De Centrale Raad van Beroep heeft het onderzoek ter zitting op 28 januari 2011 gehouden, waarbij appellante niet aanwezig was, maar het Uwv vertegenwoordigd was door mr. F.A. Put. De Raad heeft de verzekeringsgeneeskundige grondslag van het besluit van het Uwv beoordeeld en kwam tot de conclusie dat het onderzoek zorgvuldig was uitgevoerd. Er was geen reden om te twijfelen aan de uitkomsten van het onderzoek, vooral omdat appellante geen medische informatie had ingebracht die haar standpunt kon onderbouwen.

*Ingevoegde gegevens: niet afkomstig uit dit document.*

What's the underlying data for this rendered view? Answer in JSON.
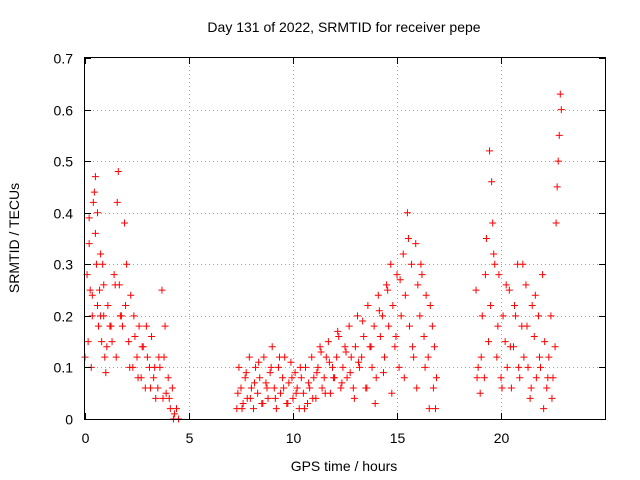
{
  "chart_data": {
    "type": "scatter",
    "title": "Day 131 of 2022, SRMTID for receiver pepe",
    "xlabel": "GPS time / hours",
    "ylabel": "SRMTID / TECUs",
    "xlim": [
      0,
      25
    ],
    "ylim": [
      0,
      0.7
    ],
    "x_ticks": [
      0,
      5,
      10,
      15,
      20
    ],
    "y_ticks": [
      0,
      0.1,
      0.2,
      0.3,
      0.4,
      0.5,
      0.6,
      0.7
    ],
    "x_tick_labels": [
      "0",
      "5",
      "10",
      "15",
      "20"
    ],
    "y_tick_labels": [
      "0",
      "0.1",
      "0.2",
      "0.3",
      "0.4",
      "0.5",
      "0.6",
      "0.7"
    ],
    "grid": true,
    "marker": "+",
    "color": "#ff0000",
    "series": [
      {
        "name": "SRMTID",
        "x": [
          0.0,
          0.1,
          0.15,
          0.2,
          0.25,
          0.3,
          0.35,
          0.4,
          0.45,
          0.5,
          0.55,
          0.6,
          0.65,
          0.7,
          0.75,
          0.8,
          0.85,
          0.9,
          0.95,
          1.0,
          1.1,
          1.2,
          1.3,
          1.4,
          1.5,
          1.6,
          1.65,
          1.7,
          1.8,
          1.9,
          2.0,
          2.1,
          2.2,
          2.3,
          2.4,
          2.5,
          2.6,
          2.7,
          2.8,
          2.9,
          3.0,
          3.1,
          3.2,
          3.3,
          3.4,
          3.5,
          3.6,
          3.7,
          3.8,
          3.9,
          4.0,
          4.1,
          4.2,
          4.3,
          4.4,
          4.5,
          0.2,
          0.35,
          0.5,
          0.6,
          0.75,
          0.9,
          1.05,
          1.25,
          1.45,
          1.55,
          1.75,
          1.95,
          2.15,
          2.35,
          2.55,
          2.75,
          2.95,
          3.15,
          3.35,
          3.55,
          3.75,
          3.85,
          4.05,
          4.25,
          7.3,
          7.4,
          7.5,
          7.6,
          7.7,
          7.8,
          7.9,
          8.0,
          8.1,
          8.2,
          8.3,
          8.4,
          8.5,
          8.6,
          8.7,
          8.8,
          8.9,
          9.0,
          9.1,
          9.2,
          9.3,
          9.4,
          9.5,
          9.6,
          9.7,
          9.8,
          9.9,
          10.0,
          10.1,
          10.2,
          10.3,
          10.4,
          10.5,
          10.6,
          10.7,
          10.8,
          10.9,
          11.0,
          11.1,
          11.2,
          11.3,
          11.4,
          11.5,
          11.6,
          11.7,
          11.8,
          11.9,
          12.0,
          12.1,
          12.2,
          12.3,
          12.4,
          12.5,
          12.6,
          12.7,
          12.8,
          12.9,
          13.0,
          13.1,
          13.2,
          13.3,
          13.4,
          13.5,
          13.6,
          13.7,
          13.8,
          13.9,
          14.0,
          14.1,
          14.2,
          14.3,
          14.4,
          14.5,
          14.6,
          14.7,
          14.8,
          14.9,
          15.0,
          15.1,
          15.2,
          15.3,
          15.4,
          15.5,
          15.6,
          15.7,
          15.8,
          15.9,
          16.0,
          16.1,
          16.2,
          16.3,
          16.4,
          16.5,
          16.6,
          16.7,
          16.8,
          16.9,
          7.35,
          7.55,
          7.75,
          7.95,
          8.15,
          8.35,
          8.55,
          8.75,
          8.95,
          9.15,
          9.35,
          9.55,
          9.75,
          9.95,
          10.15,
          10.35,
          10.55,
          10.75,
          10.95,
          11.15,
          11.35,
          11.55,
          11.75,
          11.95,
          12.15,
          12.35,
          12.55,
          12.75,
          12.95,
          13.15,
          13.35,
          13.55,
          13.75,
          13.95,
          14.15,
          14.35,
          14.55,
          14.75,
          14.95,
          15.15,
          15.35,
          15.55,
          15.75,
          15.95,
          16.15,
          16.35,
          16.55,
          16.75,
          16.85,
          18.8,
          18.9,
          19.0,
          19.1,
          19.2,
          19.3,
          19.4,
          19.5,
          19.6,
          19.7,
          19.8,
          19.9,
          20.0,
          20.1,
          20.2,
          20.3,
          20.4,
          20.5,
          20.6,
          20.7,
          20.8,
          20.9,
          21.0,
          21.1,
          21.2,
          21.3,
          21.4,
          21.5,
          21.6,
          21.7,
          21.8,
          21.9,
          22.0,
          22.1,
          22.2,
          22.3,
          22.4,
          22.5,
          22.6,
          22.7,
          22.8,
          22.9,
          18.85,
          19.05,
          19.25,
          19.45,
          19.55,
          19.65,
          19.85,
          20.05,
          20.25,
          20.45,
          20.65,
          20.85,
          21.05,
          21.25,
          21.45,
          21.65,
          21.85,
          22.05,
          22.25,
          22.45,
          22.65,
          22.75,
          22.85
        ],
        "y": [
          0.12,
          0.28,
          0.15,
          0.39,
          0.25,
          0.1,
          0.2,
          0.42,
          0.44,
          0.47,
          0.3,
          0.22,
          0.18,
          0.25,
          0.2,
          0.15,
          0.3,
          0.26,
          0.12,
          0.09,
          0.22,
          0.18,
          0.15,
          0.28,
          0.12,
          0.48,
          0.26,
          0.2,
          0.18,
          0.38,
          0.3,
          0.15,
          0.24,
          0.1,
          0.16,
          0.12,
          0.18,
          0.08,
          0.14,
          0.06,
          0.12,
          0.1,
          0.16,
          0.08,
          0.04,
          0.06,
          0.1,
          0.25,
          0.12,
          0.05,
          0.08,
          0.02,
          0.06,
          0.01,
          0.02,
          0.0,
          0.34,
          0.24,
          0.36,
          0.4,
          0.32,
          0.2,
          0.14,
          0.18,
          0.26,
          0.42,
          0.2,
          0.22,
          0.1,
          0.2,
          0.08,
          0.14,
          0.18,
          0.06,
          0.1,
          0.12,
          0.04,
          0.18,
          0.04,
          0.0,
          0.02,
          0.1,
          0.06,
          0.03,
          0.08,
          0.04,
          0.12,
          0.06,
          0.02,
          0.1,
          0.05,
          0.08,
          0.03,
          0.12,
          0.07,
          0.04,
          0.09,
          0.14,
          0.06,
          0.02,
          0.1,
          0.05,
          0.08,
          0.12,
          0.03,
          0.07,
          0.11,
          0.04,
          0.09,
          0.06,
          0.02,
          0.08,
          0.05,
          0.1,
          0.03,
          0.06,
          0.12,
          0.08,
          0.04,
          0.1,
          0.14,
          0.06,
          0.08,
          0.12,
          0.15,
          0.05,
          0.1,
          0.08,
          0.12,
          0.16,
          0.06,
          0.1,
          0.14,
          0.08,
          0.18,
          0.12,
          0.06,
          0.14,
          0.2,
          0.1,
          0.12,
          0.16,
          0.06,
          0.22,
          0.14,
          0.1,
          0.18,
          0.08,
          0.24,
          0.16,
          0.2,
          0.12,
          0.26,
          0.18,
          0.3,
          0.22,
          0.14,
          0.28,
          0.1,
          0.2,
          0.32,
          0.24,
          0.4,
          0.18,
          0.3,
          0.12,
          0.34,
          0.26,
          0.2,
          0.28,
          0.16,
          0.24,
          0.12,
          0.22,
          0.18,
          0.14,
          0.08,
          0.05,
          0.02,
          0.09,
          0.04,
          0.07,
          0.11,
          0.03,
          0.06,
          0.1,
          0.04,
          0.12,
          0.06,
          0.03,
          0.08,
          0.05,
          0.1,
          0.02,
          0.07,
          0.04,
          0.09,
          0.13,
          0.05,
          0.11,
          0.08,
          0.17,
          0.07,
          0.13,
          0.09,
          0.04,
          0.11,
          0.19,
          0.06,
          0.14,
          0.03,
          0.21,
          0.09,
          0.25,
          0.05,
          0.16,
          0.27,
          0.08,
          0.35,
          0.14,
          0.06,
          0.3,
          0.1,
          0.02,
          0.06,
          0.02,
          0.25,
          0.1,
          0.05,
          0.2,
          0.08,
          0.35,
          0.15,
          0.22,
          0.38,
          0.3,
          0.12,
          0.28,
          0.08,
          0.2,
          0.15,
          0.1,
          0.25,
          0.06,
          0.14,
          0.2,
          0.3,
          0.08,
          0.18,
          0.12,
          0.26,
          0.1,
          0.04,
          0.22,
          0.16,
          0.08,
          0.2,
          0.1,
          0.28,
          0.15,
          0.06,
          0.12,
          0.2,
          0.08,
          0.14,
          0.45,
          0.55,
          0.6,
          0.08,
          0.12,
          0.28,
          0.52,
          0.46,
          0.32,
          0.18,
          0.06,
          0.26,
          0.14,
          0.22,
          0.1,
          0.3,
          0.18,
          0.06,
          0.24,
          0.12,
          0.02,
          0.08,
          0.04,
          0.38,
          0.5,
          0.63
        ]
      }
    ]
  }
}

De Raad heeft zich verenigd met het oordeel van de rechtbank en bevestigd dat het bezwaar van appellante terecht ongegrond was verklaard. De Raad oordeelde dat er geen aanleiding was voor een proceskostenveroordeling. De uitspraak van de rechtbank werd dan ook bevestigd, en het hoger beroep van appellante werd afgewezen.

Uitspraak

10/4259 WIA
Centrale Raad van Beroep
Enkelvoudige kamer
U I T S P R A A K
op het hoger beroep van
[Appellante], wonende te [woonplaats] (hierna: appellante),
tegen de uitspraak van de rechtbank Utrecht van 5 juli 2010, 09/2520 (hierna: aangevallen uitspraak),
in het geding tussen:
appellante
en
de Raad van bestuur van het Uitvoeringsinstituut werknemersverzekeringen (hierna: Uwv).
Datum uitspraak: 25 maart 2011
I. PROCESVERLOOP
Namens appellante heeft mr. J.P.J. van de Griend, werkzaam bij Stichting Achmea Rechtsbijstand te Tilburg, hoger beroep ingesteld.
Het Uwv heeft een verweerschrift ingediend.
Het onderzoek ter zitting heeft plaatsgevonden op 28 januari 2011. Zoals aangekondigd, was appellante niet aanwezig. Voor het Uwv was aanwezig mr. F.A. Put.
II. OVERWEGINGEN
1.1. Bij de aangevallen uitspraak heeft de rechtbank het beroep van appellante tegen het besluit van het Uwv van 12 augustus 2009 ongegrond verklaard. Bij dit besluit heeft het Uwv het bezwaar van appellante tegen zijn besluit van 9 januari 2009 ongegrond verklaard. Bij laatstgenoemd besluit heeft het Uwv vastgesteld dat voor appellante met ingang van 21 januari 2009 recht is ontstaan op een werkhervattingsuitkering gedeeltelijk arbeidsgeschikten als bedoeld in hoofdstuk 7 van de Wet werk en inkomen naar arbeidsvermogen.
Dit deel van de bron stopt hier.